LAG-3 is an inhibitory immune checkpoint of T cells, similar to PD-1 and CTLA-4. When LAG-3 binds to a ligand, it can negatively affect the activity of TCR and regulate the proliferation, activation, function, and function of T cells. Homeostasis, including negative regulation of the proliferation and function of CD4% 2BT cells and CD8% 2BT cells, participates in the inhibitory effect of regulatory T cells (Treg). When in a tumor environment or chronic infection, long-term antigen stimulation will cause the continuous high expression of LAG-3 in T cells, causing T cell exhaustion. Blocking the LAG-3 signaling pathway can promote the recovery of exhausted T cells, regulate the signaling pathways of T lymphocytes and antigen presenting cells (APCs), and play an important role in the adaptive immune response, allowing T cells to regain cytotoxic activity. Reduce the function of regulating T cells to suppress immune response, thereby enhancing the killing effect on tumors. Therefore, LAG-3 has become a very promising target for tumor immunotherapy.

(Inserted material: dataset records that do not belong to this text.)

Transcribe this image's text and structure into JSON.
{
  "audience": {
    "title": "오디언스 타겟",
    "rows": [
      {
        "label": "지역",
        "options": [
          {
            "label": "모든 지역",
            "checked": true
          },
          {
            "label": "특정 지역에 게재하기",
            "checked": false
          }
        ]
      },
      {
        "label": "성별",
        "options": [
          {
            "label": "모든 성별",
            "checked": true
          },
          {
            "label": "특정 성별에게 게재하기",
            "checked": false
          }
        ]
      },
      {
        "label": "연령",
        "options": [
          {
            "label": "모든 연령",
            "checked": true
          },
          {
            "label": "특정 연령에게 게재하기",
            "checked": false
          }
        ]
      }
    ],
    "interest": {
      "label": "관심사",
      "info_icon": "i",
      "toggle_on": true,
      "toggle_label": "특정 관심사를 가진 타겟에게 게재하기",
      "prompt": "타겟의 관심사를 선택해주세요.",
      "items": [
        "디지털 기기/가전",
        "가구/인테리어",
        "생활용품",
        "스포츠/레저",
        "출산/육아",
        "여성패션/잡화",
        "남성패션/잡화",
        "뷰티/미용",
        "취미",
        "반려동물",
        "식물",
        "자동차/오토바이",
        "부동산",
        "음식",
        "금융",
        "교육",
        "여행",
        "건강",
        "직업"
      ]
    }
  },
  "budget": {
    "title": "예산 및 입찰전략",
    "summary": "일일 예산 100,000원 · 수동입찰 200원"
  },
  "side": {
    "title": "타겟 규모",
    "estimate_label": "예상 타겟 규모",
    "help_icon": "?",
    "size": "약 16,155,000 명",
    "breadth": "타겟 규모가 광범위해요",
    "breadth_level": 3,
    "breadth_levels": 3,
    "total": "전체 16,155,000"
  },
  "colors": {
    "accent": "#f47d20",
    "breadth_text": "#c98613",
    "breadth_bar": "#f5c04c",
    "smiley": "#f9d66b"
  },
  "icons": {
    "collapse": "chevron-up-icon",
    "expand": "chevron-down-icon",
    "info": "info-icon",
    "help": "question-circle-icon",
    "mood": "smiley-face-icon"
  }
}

LAG-3 targeted drugs are currently in clinical trials, and no drugs are on the market. There are mainly two types of LAG-3 modulators used to treat cancer and autoimmune diseases:
(1) Soluble LAG-3 recombinant protein (such as IMP321), has entered the clinical stage, as an antigen-presenting cell activator to enhance the immune response, and can also be used in combination with chemotherapeutic drugs or immunosuppressive drugs to enhance the patient's immune response.
(2) LAG-3 monoclonal antibody drugs, there are currently nearly 30 drugs in clinical trials worldwide, but no drugs are on the market. Among them, the fastest progress is BMS's Relatlimab, which has completed phase II/III clinical research trials and has reached no progress. The primary endpoint of survival (PFS), the trial evaluated the efficacy and safety of Relatlimab in combination with Opdivo (nivolumab) in the treatment of previously untreated patients with metastatic or unresectable melanoma. LAG-3 monoclonal antibody is currently mainly used in combination with other immune checkpoint inhibitors (such as PD-1 monoclonal antibody). There are 13 of the existing 20 NIH clinical trials on LAG-3 that are used in combination with PD-1 inhibitors.
LAG-3 target drug cell screening model
In response to the needs of LAG-3 target drug development and target research, we have developed the LAG-3 series of drug sieve cell lines.
LAG3/HEK293 CBP74051
Figure 5. Detect Luciferase assay by Promega Bright-Glo Luciferase Assay System. Jurkat-NFAT-LAG3-Luciferase Reporter cells were stimulated by Jurkat cells,the EC50 was 0.17μg/ml.